This and many other aspects produce me insomnia when addressing this important and very complex issue, for which there are no simple answers. We seem to forget that we are dealing with people, therefore the financial, technological and profitability aspects become secondary to the psychological issues behind the Financial Inclusion.
I will try to answer some of these questions, based on my experience in several cultures and for many years. Let us go, I hope not to be boring you:
There are many ways to kill a flea, so I am not convinced that there is an only way to do Financial Inclusion. The fact is that all the independent research shows that “Mobile Banking” is adopted mainly by the already banked; it has the behavioral logic of being virtual; so is easy to be accepted by the educated urban users that live the ITC in their everyday life. However in rural areas and marginal urban areas, where the Financially Excluded tends to be; this is not so clear. In a recent research done in Latin America interviewing a sample of rural people that do not use financial products it was found that: The only financial service used was bill paying: Next, about 33% would de willing to open an attractive regular saving account, in second place a little over 30% agree that security was important, surprise!; around 15% said that the rate of interest was important (85% did not care), 12% considered de debit card important and less than 4% consider the ATMs important. Maybe we are shooting at the wrong target, basing the strategy on paying facilities and interest rates, instead of addressing account attractiveness and security.
A lot of research has been done by scholars on the M-PESA® “Mobile Money” and after on the associated savings accounts: M-Kesho®, M-Shwari®, Iko Pesa®, M-Paisa®, but up to my knowledge, I have not seen any research done to validate the possible effectiveness of any “Mobile Banking” account before launching it, to match the Financial Excluded’s needs, attitudes, perceptions, expectations and motivation to save. All the research analyses that I read are focused on proving the goodness of the paying system. This seems a little weird to me, as I never developed a new financial product without a series of previous evaluations to detect what is important for the potential users for which it is designed and in that way, assure myself that the financial product will have the right balance between the customer’s and the institution’s needs. Maybe that could be the reason why I experienced few failures developing financial products and complementary services in many countries. I do not like to assume things, because financial products and complementary services failures are too expensive for the institution and very frustrating for the users.

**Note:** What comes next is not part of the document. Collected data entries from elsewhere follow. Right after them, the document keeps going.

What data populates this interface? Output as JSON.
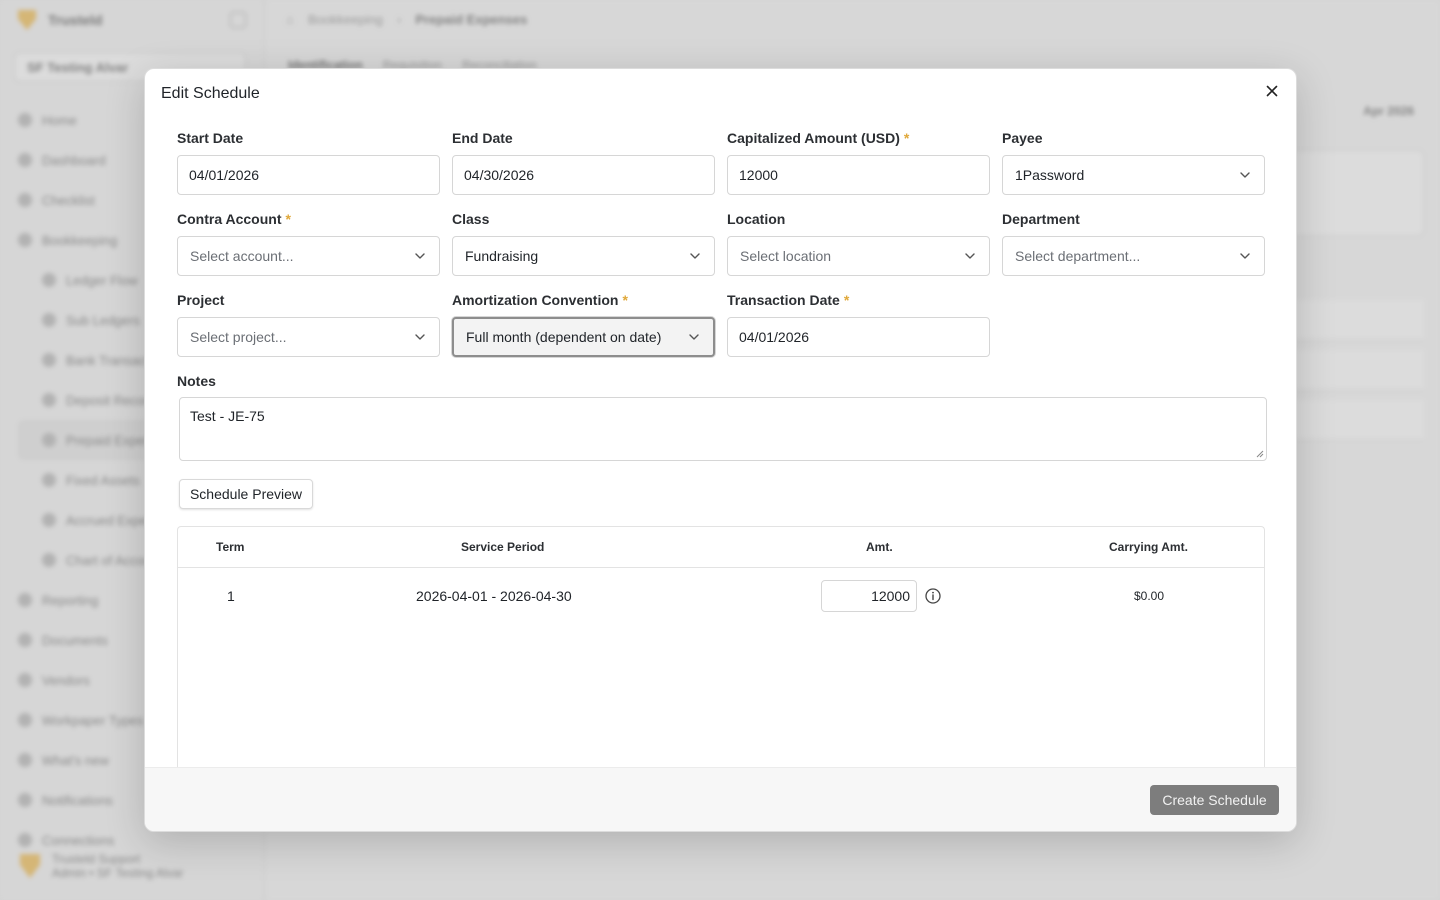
{
  "background": {
    "brand": "Trusteld",
    "org": "SF Testing Alvar",
    "breadcrumb": [
      "Bookkeeping",
      "Prepaid Expenses"
    ],
    "tabs": [
      "Identification",
      "Requisition",
      "Reconciliation"
    ],
    "period": "Apr 2026",
    "nav": [
      {
        "label": "Home",
        "sub": false
      },
      {
        "label": "Dashboard",
        "sub": false
      },
      {
        "label": "Checklist",
        "sub": false
      },
      {
        "label": "Bookkeeping",
        "sub": false
      },
      {
        "label": "Ledger Flow",
        "sub": true
      },
      {
        "label": "Sub Ledgers",
        "sub": true
      },
      {
        "label": "Bank Transactions",
        "sub": true
      },
      {
        "label": "Deposit Recon",
        "sub": true
      },
      {
        "label": "Prepaid Expenses",
        "sub": true,
        "active": true
      },
      {
        "label": "Fixed Assets",
        "sub": true
      },
      {
        "label": "Accrued Expenses",
        "sub": true
      },
      {
        "label": "Chart of Accounts",
        "sub": true
      },
      {
        "label": "Reporting",
        "sub": false
      },
      {
        "label": "Documents",
        "sub": false
      },
      {
        "label": "Vendors",
        "sub": false
      },
      {
        "label": "Workpaper Types",
        "sub": false
      },
      {
        "label": "What's new",
        "sub": false
      },
      {
        "label": "Notifications",
        "sub": false
      },
      {
        "label": "Connections",
        "sub": false
      }
    ],
    "user_name": "Trusteld Support",
    "user_role": "Admin • SF Testing Alvar"
  },
  "modal": {
    "title": "Edit Schedule",
    "fields": {
      "start_date": {
        "label": "Start Date",
        "value": "04/01/2026"
      },
      "end_date": {
        "label": "End Date",
        "value": "04/30/2026"
      },
      "capitalized_amount": {
        "label": "Capitalized Amount (USD)",
        "value": "12000",
        "required": "*"
      },
      "payee": {
        "label": "Payee",
        "value": "1Password"
      },
      "contra_account": {
        "label": "Contra Account",
        "placeholder": "Select account...",
        "required": "*"
      },
      "class": {
        "label": "Class",
        "value": "Fundraising"
      },
      "location": {
        "label": "Location",
        "placeholder": "Select location"
      },
      "department": {
        "label": "Department",
        "placeholder": "Select department..."
      },
      "project": {
        "label": "Project",
        "placeholder": "Select project..."
      },
      "amortization_convention": {
        "label": "Amortization Convention",
        "value": "Full month (dependent on date)",
        "required": "*"
      },
      "transaction_date": {
        "label": "Transaction Date",
        "value": "04/01/2026",
        "required": "*"
      },
      "notes": {
        "label": "Notes",
        "value": "Test - JE-75"
      }
    },
    "preview_button": "Schedule Preview",
    "table": {
      "headers": {
        "term": "Term",
        "service_period": "Service Period",
        "amt": "Amt.",
        "carrying_amt": "Carrying Amt."
      },
      "rows": [
        {
          "term": "1",
          "service_period": "2026-04-01 - 2026-04-30",
          "amt": "12000",
          "carrying_amt": "$0.00"
        }
      ]
    },
    "create_button": "Create Schedule"
  },
  "icons": {
    "close": "close-icon",
    "chevron": "chevron-down-icon",
    "info": "info-icon"
  },
  "colors": {
    "required": "#e0a83a",
    "create_button_bg": "#7d7d7d"
  }
}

Research points to the banked as the main stream users of the “Mobile Banking” services and, unfortunately, the results are incomplete either because the new developed “Mobile banking” products do not show precisely if the actual product’s users were banked or unbanked before opening the account and in the M-Shwari® savings account, that has an automatic loan attached to it, I never seen research on which product was the motivator to open the account; the savings or the loan.
Preferring a tangible document to a virtual solution has common sense among the Financially Excluded; printed information is much trustworthy to process any claim and to control better the money for this segment. In fact, the research mentioned before shows that more than 50% of the sample considers the savings passbook as the most important aspect in a savings account. So why are we going only virtual?, and does that fit the majority of the unbanked?.
More independent research would be necessary focused on the affectivity and acceptance of any of the actual Financial Inclusion efforts done today.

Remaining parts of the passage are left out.